Periodista: ¿Cuál fue el punto de partida de este espectáculo?


Mariana Rovito:
Yo venía con el tema de los pecados capitales por toda esta cosa de la moral que hoy se ha vuelto tan confusa y ya no se sabe lo que está bien o lo que está mal. Mi idea era crear un espectáculo donde las imágenes tuvieran mucho peso. Durante siete años me dediqué a hacer teatro negro con la compañía Zulú y además soy diseñadora gráfica, así que el lenguaje visual siempre tiene un lugar importante en todas mis creaciones. Muchas veces tiendo a creer que las palabras están de más y que las imágenes pueden transmitir las mismas cosas, tal vez exigiéndole al público un trabajo de decodificación más arduo.

Mariana Armelín:
A mí, en cambio, me interesaba el tema de las mujeres y básicamente la relación entre amigas. Por eso se nos ocurrió que podíamos unir nuestras dos temáticas en una historia común. Para eso convocamos al dramaturgo y guionista de TV Guillermo Pisani que tras escuchar pacientemente nuestros puntos de vista, redondeó un argumento que nos satisfizo a las dos. Yo venía de estrenar «Miller y Nin, Fragmentos de una pasión» en el '99, basada en la correspondencia entre Henry Miller y Anaïs Nin, pero ahora me interesa volcarme más al mundo de la mujer y mi próximo proyecto tiene que ver con eso, se va a llamar «Mi vida en palabras».

•Argumento

P.: ¿De qué trata esta obra?

M.A.: Delfi, la protagonista, está en una nueva etapa de su vida, se separó y decidió abandonar su profesión de bióloga para dedicarse a la actuación. Tiene una relación bastante conflictiva con su director de teatro y, además, comparte su departamento con su amiga Lola, que es bastante vividora. Los tres se van a involucrar en un triángulo amoroso que va a profundizar aún más la crisis que vive Delfi. Hay un cuarto personaje que funciona como un desdoblamiento de ella y es el que va mostrando en un plano más onírico sus crisis y devaneos mentales. Por momentos, él habla como si fuera su madre, su amiga Lola o incluso alguno de los peces que ella cuida con dedicación.

P.: ¿Y en lo formal?

M.R.: La obra tiene un poco de todo. Una base de sitcom con situaciones cotidianas de ritmo rápido, pero con mucho más vuelo poético. El material sonoro es fundamental, ya que las escenas transcurren dentro de un cubo que además rota en cuatro cuadrantes y es el sonido y la música los que van marcando cada movimiento. Por suerte, contamos con Diego Sánchez Rivera que creó una música original y unos efectos realmente impresionantes. Las coreografías de Mariana Paz son otro recurso narrativo importante, lo mismo que las luces de Eduardo Pérez Winter, el vestuario de Virna Cortinovis Reina y los textos científicos proyectados en diapositivas que resignifican lo que pasa en la escena. Ensamblar todo esto fue una tarea de locos; más todavía teniendo en cuenta el momento que vivimos. Gracias al talento de todo el equipo, la crisis económica no nos pasó por encima.

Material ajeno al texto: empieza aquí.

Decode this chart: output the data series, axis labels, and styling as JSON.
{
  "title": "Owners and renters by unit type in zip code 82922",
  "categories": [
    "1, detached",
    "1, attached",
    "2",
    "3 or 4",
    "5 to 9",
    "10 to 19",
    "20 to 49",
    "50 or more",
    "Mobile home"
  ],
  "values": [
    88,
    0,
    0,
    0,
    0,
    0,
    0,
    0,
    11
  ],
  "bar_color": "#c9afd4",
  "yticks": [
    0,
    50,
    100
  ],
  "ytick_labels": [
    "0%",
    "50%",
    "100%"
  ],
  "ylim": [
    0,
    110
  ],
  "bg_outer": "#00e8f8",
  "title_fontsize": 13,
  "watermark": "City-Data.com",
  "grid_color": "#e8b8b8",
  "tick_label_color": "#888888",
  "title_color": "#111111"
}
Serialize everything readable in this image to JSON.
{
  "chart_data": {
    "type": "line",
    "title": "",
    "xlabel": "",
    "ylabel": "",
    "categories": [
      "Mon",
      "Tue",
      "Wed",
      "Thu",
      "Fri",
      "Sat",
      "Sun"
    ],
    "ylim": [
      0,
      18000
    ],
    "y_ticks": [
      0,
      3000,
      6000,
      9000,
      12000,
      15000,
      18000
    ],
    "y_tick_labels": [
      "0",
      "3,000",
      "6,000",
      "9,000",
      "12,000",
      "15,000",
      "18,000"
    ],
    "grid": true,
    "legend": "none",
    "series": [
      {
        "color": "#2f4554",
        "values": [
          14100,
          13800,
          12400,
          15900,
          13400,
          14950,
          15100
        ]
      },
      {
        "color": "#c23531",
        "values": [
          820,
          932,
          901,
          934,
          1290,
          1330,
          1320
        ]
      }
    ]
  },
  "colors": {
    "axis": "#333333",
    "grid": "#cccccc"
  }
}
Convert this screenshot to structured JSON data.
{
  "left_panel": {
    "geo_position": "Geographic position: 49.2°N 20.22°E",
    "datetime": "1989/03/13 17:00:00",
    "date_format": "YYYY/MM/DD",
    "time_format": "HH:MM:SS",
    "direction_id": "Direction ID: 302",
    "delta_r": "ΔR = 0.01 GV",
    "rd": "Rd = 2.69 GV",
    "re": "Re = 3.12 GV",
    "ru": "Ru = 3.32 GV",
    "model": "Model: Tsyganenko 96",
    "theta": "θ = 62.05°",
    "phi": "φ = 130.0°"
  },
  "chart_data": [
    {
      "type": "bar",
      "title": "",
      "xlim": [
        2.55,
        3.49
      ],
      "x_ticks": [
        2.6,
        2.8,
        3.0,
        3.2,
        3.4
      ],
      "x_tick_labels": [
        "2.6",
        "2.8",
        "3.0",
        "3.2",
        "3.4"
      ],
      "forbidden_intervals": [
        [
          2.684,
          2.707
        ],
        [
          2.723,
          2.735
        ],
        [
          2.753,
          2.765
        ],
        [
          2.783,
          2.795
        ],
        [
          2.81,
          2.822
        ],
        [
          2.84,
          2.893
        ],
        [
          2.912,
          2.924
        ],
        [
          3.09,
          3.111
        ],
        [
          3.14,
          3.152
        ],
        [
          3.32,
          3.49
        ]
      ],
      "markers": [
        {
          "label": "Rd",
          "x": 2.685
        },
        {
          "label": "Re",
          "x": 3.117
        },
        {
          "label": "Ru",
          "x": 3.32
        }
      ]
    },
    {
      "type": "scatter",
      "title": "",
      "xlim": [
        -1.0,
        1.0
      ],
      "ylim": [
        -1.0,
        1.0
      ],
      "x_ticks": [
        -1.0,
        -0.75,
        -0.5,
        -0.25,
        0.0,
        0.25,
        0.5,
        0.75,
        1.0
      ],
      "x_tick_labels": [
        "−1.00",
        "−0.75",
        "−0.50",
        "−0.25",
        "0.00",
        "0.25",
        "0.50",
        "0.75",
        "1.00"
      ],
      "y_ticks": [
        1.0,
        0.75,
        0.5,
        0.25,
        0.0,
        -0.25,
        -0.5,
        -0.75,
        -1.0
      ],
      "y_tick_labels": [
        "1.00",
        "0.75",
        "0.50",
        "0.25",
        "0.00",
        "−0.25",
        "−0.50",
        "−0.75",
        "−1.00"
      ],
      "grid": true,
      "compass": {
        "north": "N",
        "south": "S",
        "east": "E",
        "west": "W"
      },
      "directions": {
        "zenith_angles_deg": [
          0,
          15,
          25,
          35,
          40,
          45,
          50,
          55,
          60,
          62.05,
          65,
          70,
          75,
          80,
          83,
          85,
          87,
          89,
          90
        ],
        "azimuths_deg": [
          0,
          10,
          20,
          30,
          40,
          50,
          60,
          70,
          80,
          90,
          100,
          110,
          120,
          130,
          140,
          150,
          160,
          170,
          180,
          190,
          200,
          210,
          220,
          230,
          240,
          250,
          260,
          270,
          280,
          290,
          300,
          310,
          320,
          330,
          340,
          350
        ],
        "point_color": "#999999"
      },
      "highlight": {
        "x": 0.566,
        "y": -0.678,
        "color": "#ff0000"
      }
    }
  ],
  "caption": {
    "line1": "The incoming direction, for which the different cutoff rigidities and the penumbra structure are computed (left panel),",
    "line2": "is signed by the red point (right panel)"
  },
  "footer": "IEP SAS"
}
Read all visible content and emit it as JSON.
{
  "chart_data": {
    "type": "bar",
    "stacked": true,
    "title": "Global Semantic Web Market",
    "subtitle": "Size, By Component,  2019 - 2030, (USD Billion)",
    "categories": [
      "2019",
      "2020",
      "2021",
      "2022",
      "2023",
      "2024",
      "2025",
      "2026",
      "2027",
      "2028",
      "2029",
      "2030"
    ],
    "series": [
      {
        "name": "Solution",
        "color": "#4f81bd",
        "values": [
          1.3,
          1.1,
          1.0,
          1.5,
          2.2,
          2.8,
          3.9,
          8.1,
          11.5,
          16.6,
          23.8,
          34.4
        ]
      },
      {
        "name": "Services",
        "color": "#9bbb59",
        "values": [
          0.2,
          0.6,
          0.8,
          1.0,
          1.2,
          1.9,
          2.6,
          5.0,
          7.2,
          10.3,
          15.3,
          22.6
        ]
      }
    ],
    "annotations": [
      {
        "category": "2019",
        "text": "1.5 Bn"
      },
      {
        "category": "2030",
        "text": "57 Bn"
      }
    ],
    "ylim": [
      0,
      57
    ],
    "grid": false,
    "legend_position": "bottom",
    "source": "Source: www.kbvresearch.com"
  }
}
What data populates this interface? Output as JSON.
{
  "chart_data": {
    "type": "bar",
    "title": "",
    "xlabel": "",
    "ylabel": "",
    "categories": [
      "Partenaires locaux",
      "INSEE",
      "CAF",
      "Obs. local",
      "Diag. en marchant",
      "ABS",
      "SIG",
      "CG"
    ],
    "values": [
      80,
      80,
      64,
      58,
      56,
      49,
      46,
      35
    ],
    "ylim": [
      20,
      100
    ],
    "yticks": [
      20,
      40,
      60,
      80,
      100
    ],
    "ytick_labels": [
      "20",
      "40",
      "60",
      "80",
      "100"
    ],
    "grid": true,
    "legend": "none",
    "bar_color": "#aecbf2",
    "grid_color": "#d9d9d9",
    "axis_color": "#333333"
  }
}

P.: ¿Por qué «Otra que mea culpa»?


M.A.:
Porque, pese a que ninguno de los personajes hace un verdadero mea culpa, la obra plantea que uno es responsable de sus actos y de llevar su vida adelante como la lleva. La obra refleja el momento de confusión y vacío en el que vivimos hoy, pero si de algo estamos convencidas es de que, al contrario de la famosa frase del personaje de Sartre en «A puerta cerrada», el infierno somos nosotros. Uno no puede andar endilgándole a los demás que está cómo está por culpa de otros.